Gucci, spiega Capeci, ha perso moltissimo sia dal punto di vista finanziario, per la crisi del mercato dei Luxury Goods, sia dal punto di vista di brand: “La sua
differenziazione, che era ciò che lo rendeva appunto unico rispetto alla competizione sullo scenario internazionale, è molto scesa per tanti motivi. Dall'altro lato, invece, Enel ha conquistato la seconda posizione perché si è fatta vedere molto di più rispetto agli anni passati, grazie a un rebranding potentissimo e ad attività dicomunicazione molto coerenti. Lo stesso vale per il terzo posto di Ferrari che continua a crescere ogni anno in maniera significativa grazie a risultati finanziari notevoli”.
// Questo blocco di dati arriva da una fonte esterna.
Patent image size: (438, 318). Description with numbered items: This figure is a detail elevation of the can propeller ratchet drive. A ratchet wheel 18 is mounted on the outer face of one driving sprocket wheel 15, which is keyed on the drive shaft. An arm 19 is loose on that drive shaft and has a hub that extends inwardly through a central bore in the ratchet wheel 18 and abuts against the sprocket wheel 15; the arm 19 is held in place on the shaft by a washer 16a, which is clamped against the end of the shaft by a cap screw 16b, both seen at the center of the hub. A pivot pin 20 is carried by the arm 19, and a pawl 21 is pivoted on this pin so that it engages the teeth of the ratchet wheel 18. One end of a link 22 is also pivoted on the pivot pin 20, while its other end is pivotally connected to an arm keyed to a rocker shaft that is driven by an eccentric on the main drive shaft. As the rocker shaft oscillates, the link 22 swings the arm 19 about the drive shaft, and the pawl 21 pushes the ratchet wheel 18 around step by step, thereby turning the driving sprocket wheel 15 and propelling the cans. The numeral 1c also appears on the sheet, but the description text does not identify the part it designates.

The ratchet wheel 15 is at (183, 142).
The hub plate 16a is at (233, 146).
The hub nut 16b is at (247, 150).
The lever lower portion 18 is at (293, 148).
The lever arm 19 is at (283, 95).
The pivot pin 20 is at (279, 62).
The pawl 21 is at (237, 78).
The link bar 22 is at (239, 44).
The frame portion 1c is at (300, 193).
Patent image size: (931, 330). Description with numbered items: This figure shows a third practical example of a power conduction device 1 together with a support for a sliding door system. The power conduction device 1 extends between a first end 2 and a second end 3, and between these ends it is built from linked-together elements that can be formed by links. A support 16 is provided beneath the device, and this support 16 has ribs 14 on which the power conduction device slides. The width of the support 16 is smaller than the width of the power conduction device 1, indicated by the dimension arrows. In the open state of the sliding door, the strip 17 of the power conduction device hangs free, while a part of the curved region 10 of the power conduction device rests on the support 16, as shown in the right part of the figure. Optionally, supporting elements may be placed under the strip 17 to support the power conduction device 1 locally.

Un altro elemento nuovo che emerge dalla ricerca di quest’anno, sottolinea Capeci, è che ci sono alcune cose da capire bene: “Per esempio, ci sono dei settori come quello del Finance, quindi banche e assicurazioni, che hanno un grande valore economico dovuto però in gran parte a strategie finanziarie, mentre invece il contributo del vero brand è molto limitato e a volte addirittura in discesa. Questo significa che se oggi vediamo tutti i grandi brand finanziari italiani crescere proprio dal punto di vista economico, l'anno prossimo, se non agiscono quest'anno su altri fronti, li vedremo sicuramente in decrescita. Questo ci distingue rispetto ad altri mercati, come quello spagnolo o anglosassone, dove il banking dà vita a brand di tutto rispetto e di grandissimo valore”.
Un altro ambito molto interessante che sta emergendo fra i brand di maggior valore è quello del Retail, che in un certo senso sfata il luogo comune che da sempre fa una grande distinzione tra marche industriali e marche del supermercato: “Questa classifica – sostiene Capeci – dimostra che sono entrambe marche e brand, e che quindi oggi quelle di Conad, Coop ed Esselunga sono strategie di brand a tutto tondo, che quindi impongono nuove riflessioni anche nella relazione fra marche e retailer. Altri settori rimangono più o meno stabili, come l'importanza dei brand del lusso e l'importanza del food che rimangono sempre caratteri distintivi del nostro paese”.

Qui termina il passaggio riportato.